Моя книга приближается к завершению. Большую часть дня я теперь лежу на кровати. Иногда включаю утром кондиционер, а вечером выключаю; между этими двумя действиями не происходит ничего. К жужжанию кондиционера я привык, хотя вначале оно меня раздражало; но привык и к жаре, так что мне все равно, включен он или нет.
Я давно перестал покупать французские газеты; думаю, президентские выборы уже состоялись. Министерство культуры, небось, худо-бедно со своими обязанностями справляется. Может быть, Мари Жанна меня иногда вспоминает, когда надо подсчитать бюджет выставки; я не пытался с ней связаться. Не знаю также, что стало с Жаном Ивом; после того как его уволили из «Авроры», он, наверное, работает на более низкой должности и, видимо, не связанной с туризмом.
Жизнь, из которой ушла любовь, становится в определенной степени условной и противоестественной. Ты сохраняешь человеческое обличье и повадки, но это внешнее; а сердце, как говорится, уже ни к чему не лежит.
Вниз по Наклуа-роуд проносятся мотороллеры, поднимая облака пыли. Уже полдень. Проститутки из отдаленных кварталов стягиваются к барам в центре города. Вряд ли я сегодня выйду из дома. Или, может, под вечер – съесть супу в лавчонке на углу.
Когда ты отказался от жизни, последние контакты, которые еще сохраняются, – это с лавочниками. В моем случае они ограничиваются несколькими английскими словами. Я не говорю по-тайски, отчего вокруг меня само собой образуется тоскливое безвоздушное пространство. Возможно, я никогда по-настоящему не пойму Азию; но это и не важно. В мире можно жить и не понимая его, надо только приспособиться получать пищу, ласки и любовь. В Паттайе пища и ласки стоят дешево по европейским и даже азиатским меркам. Что касается любви, мне трудно об этом говорить. Я твердо знаю: Валери была счастливым исключением. Она принадлежала к тем людям, которые способны посвятить жизнь счастью другого, сделать это своей целью. Для меня это загадочный феномен. В нем секрет счастья, простоты, радости; но я до сих пор не понял, как и почему такое может происходить. А если я не понял любовь, что толку стараться понять остальное?

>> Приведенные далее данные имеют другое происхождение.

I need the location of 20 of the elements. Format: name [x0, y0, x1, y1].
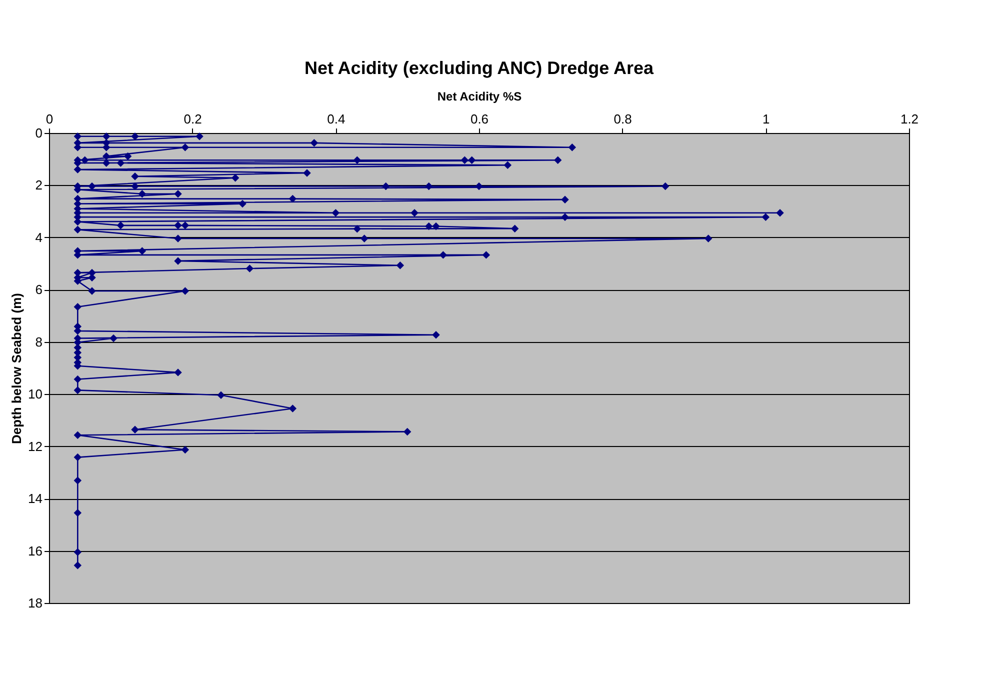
y-tick-label: 4	[35, 230, 42, 245]
x-tick-label: 1	[762, 112, 770, 126]
y-tick-label: 0	[35, 126, 42, 140]
y-tick-label: 2	[35, 178, 42, 193]
x-axis-title: Net Acidity %S	[437, 90, 522, 104]
y-tick-label: 14	[28, 491, 42, 506]
x-tick-label: 0	[46, 112, 54, 126]
x-tick-label: 1.2	[900, 112, 919, 126]
y-tick-label: 10	[28, 386, 42, 402]
y-tick-label: 6	[35, 282, 42, 298]
x-tick-label: 0.6	[470, 112, 489, 126]
x-tick-label: 0.2	[184, 112, 202, 126]
chart-title: Net Acidity (excluding ANC) Dredge Area	[304, 58, 655, 78]
y-axis-title: Depth below Seabed (m)	[9, 293, 24, 444]
x-tick-label: 0.4	[327, 112, 346, 126]
y-tick-label: 18	[28, 596, 42, 610]
x-tick-label: 0.8	[614, 112, 632, 126]
y-tick-label: 16	[28, 543, 42, 558]
y-tick-label: 8	[35, 334, 42, 350]
y-tick-label: 12	[28, 438, 42, 454]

Я до конца своих дней останусь сыном Европы, порождением тревоги и стыда; я не смогу сказать ничего обнадеживающего. К Западу я не испытываю ненависти, только огромное презрение. Я знаю одно: такие, как мы есть, мы смердим, ибо насквозь пропитаны эгоизмом, мазохизмом и смертью. Мы создали систему, в которой жить стало невозможно; и хуже того, мы продолжаем распространять ее на остальной мир.
Наступает вечер, над дверьми пивных баров зажигаются разноцветные гирлянды. Пожилые немцы садятся за столики, кладут толстую лапу на ляжку спутницы. Тревога и стыд знакомы им лучше, чем другим народам, потому им так необходимы эти нежные тела и мягкая освежающая кожа. Лучше, чем другим народам, им знакома жажда самоуничтожения.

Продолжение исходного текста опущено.